The first post-war years enabled Congregation of the Little Servants to reactivate many of its facilities and to establish new ones, and that includes the areas on Śląsk, Ziemia Lubuska, and Pomorze Zachodnie. Sadly, soon, the situation started to deteriorate. During the years of the communist regime the congregation suffered frequent harassment by public administration such as removals from public facilities (kindergartens, orphanages, hospitals), asset forfeitures, closures of the establishments, evictions from the occupied premises, penalties, interrogations. The number of poorhouses during the communist period dropped from 174 in 1947 to 20 which functioned under the name of “przechowalnia dzieci” (nursery) or “punkty katechetyczne” (catechetical corners).
The transformations that took place in Poland after 1980, and particularly after 1989, allowed the Sisters to take care of children in kindergartens and poorhouses again: from now on the catechist sisters worked in schools and public kindergartens. They were also re-employed in hospitals.
Currently, Congregation of the Little Servants consists of 1250 Sisters in 230 facilities. There are 167 facilities in 4 provinces in Poland: przemyska, krakowska, tarnowska, and lodzka. The rest of the houses are located outside of Poland: 10 houses in Ukraine, 3 in Moldova, 4 in Russia, 4 in Western Europe, 6 in the USA, 1 in Jamaica, 1 in the Philippines, and 34 missionary facilities in Africa.
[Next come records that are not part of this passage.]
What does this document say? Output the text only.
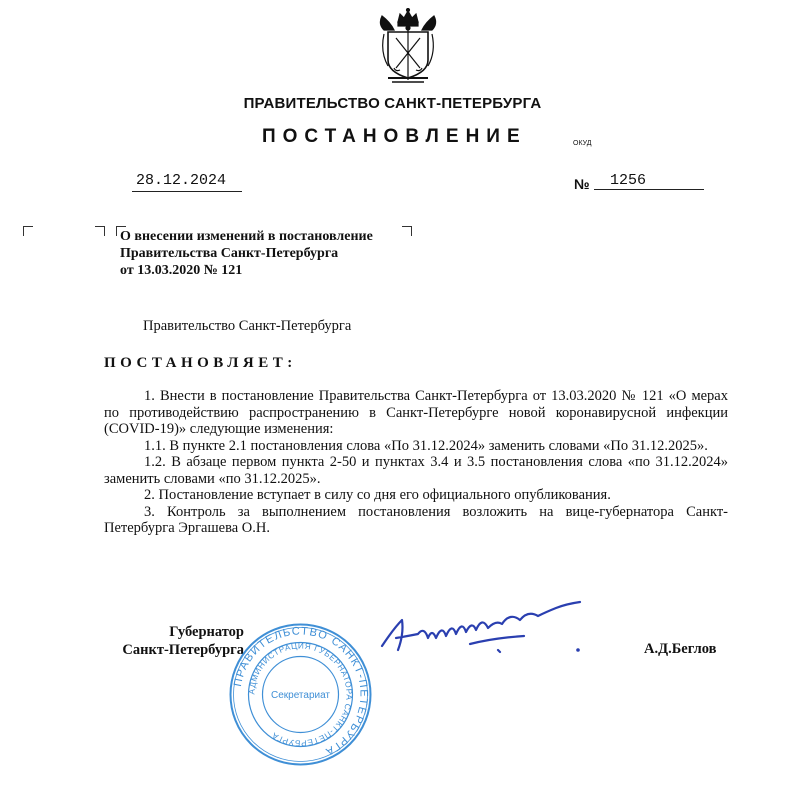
ПРАВИТЕЛЬСТВО САНКТ-ПЕТЕРБУРГА
ПОСТАНОВЛЕНИЕ	ОКУД
28.12.2024	№ 1256
О внесении изменений в постановление
Правительства Санкт-Петербурга
от 13.03.2020 № 121
Правительство Санкт-Петербурга
ПОСТАНОВЛЯЕТ:

1. Внести в постановление Правительства Санкт-Петербурга от 13.03.2020 № 121 «О мерах по противодействию распространению в Санкт-Петербурге новой коронавирусной инфекции (COVID-19)» следующие изменения:

1.1. В пункте 2.1 постановления слова «По 31.12.2024» заменить словами «По 31.12.2025».

1.2. В абзаце первом пункта 2-50 и пунктах 3.4 и 3.5 постановления слова «по 31.12.2024» заменить словами «по 31.12.2025».

2. Постановление вступает в силу со дня его официального опубликования.

3. Контроль за выполнением постановления возложить на вице-губернатора Санкт-Петербурга Эргашева О.Н.

Губернатор
Санкт-Петербурга	А.Д.Беглов
ПРАВИТЕЛЬСТВО САНКТ-ПЕТЕРБУРГА
АДМИНИСТРАЦИЯ ГУБЕРНАТОРА САНКТ-ПЕТЕРБУРГА
Секретариат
The Congregation of the Stara Wieś Little Servant Sisters and missionary institutions
Since its inception the Little Servants rush to help whenever the help is needed. One of the ways to do it is missionary activity.
How it started
In 1928 the Sisters arrived to Africa for the first time. They settled in the Jesuit missionary facilities in Chingombe and Kasisi and immediately started educational work among women and took care of the orphanage. Over time they started to establish more and more poorhouses, dormitories, and a hospital. Moreover, the Sisters worked as teachers in primary and secondary schools.
The Sisters work also in Katondwe. Since 1939 they operated in a small missionary hospital where they looked after the sick, mostly lepers. They also ran the kitchen, handled a sewing facility, and a sacristy.
From 1954 young women from Karenda that found their vocation in God and helping people could join the novitiate. As early as the year 1969 the number of the African Sisters exceeded the number of the Polish Sisters. Young Polish women who found themselves in Africa after World War II and wanted to join the congregation could start in the newly opened novitiate in Johannesburg.
At the moment there are 25 facilities in Zambia (Kasisi, Bwacha, Katondwe, Lwitikila, Mansa, Chamuka, Kashikishi, Lusaka, Chalabesa, Chingombe, Mulungushi) and 4 in South Africa (Johannesburg, Mahobe, Matatiele, and Port Shepstone). This is where the Polish and African sisters work together. There are also the African Sisters in 3 facilities in Malawi (Lilongwe, Newlands, and Nkhota) and 2 facilities in Tanzania (Kiabakari and Shirati). Overall, the Sisters operate 22 kindergartens, 10 primary schools, 5 secondary schools, 1 orpahange, 2 hospitals, 4 clinics with small hospitals, and 1 nursing home for the elderly.
Eastern Europe and Asia
Since 1991 the Little Servants opened up to the needs of the Church in Republics of the Soviet Union. They work in a Russian nunciature in Moscow. Since 2000 they also work in Siberia (Angarsk, Bratsk, Chita), Ukraine (Bialoboznica, Boryslaw, Horodkiwka, Mohyliv-Podilskyi, Murafa, Obertyn, Odessa, Poninka, Vinnytsia), Moldova (Cretoaia, Rybnitsa, Stauceni).
Significantly, the congregation records many vocations from all these areas.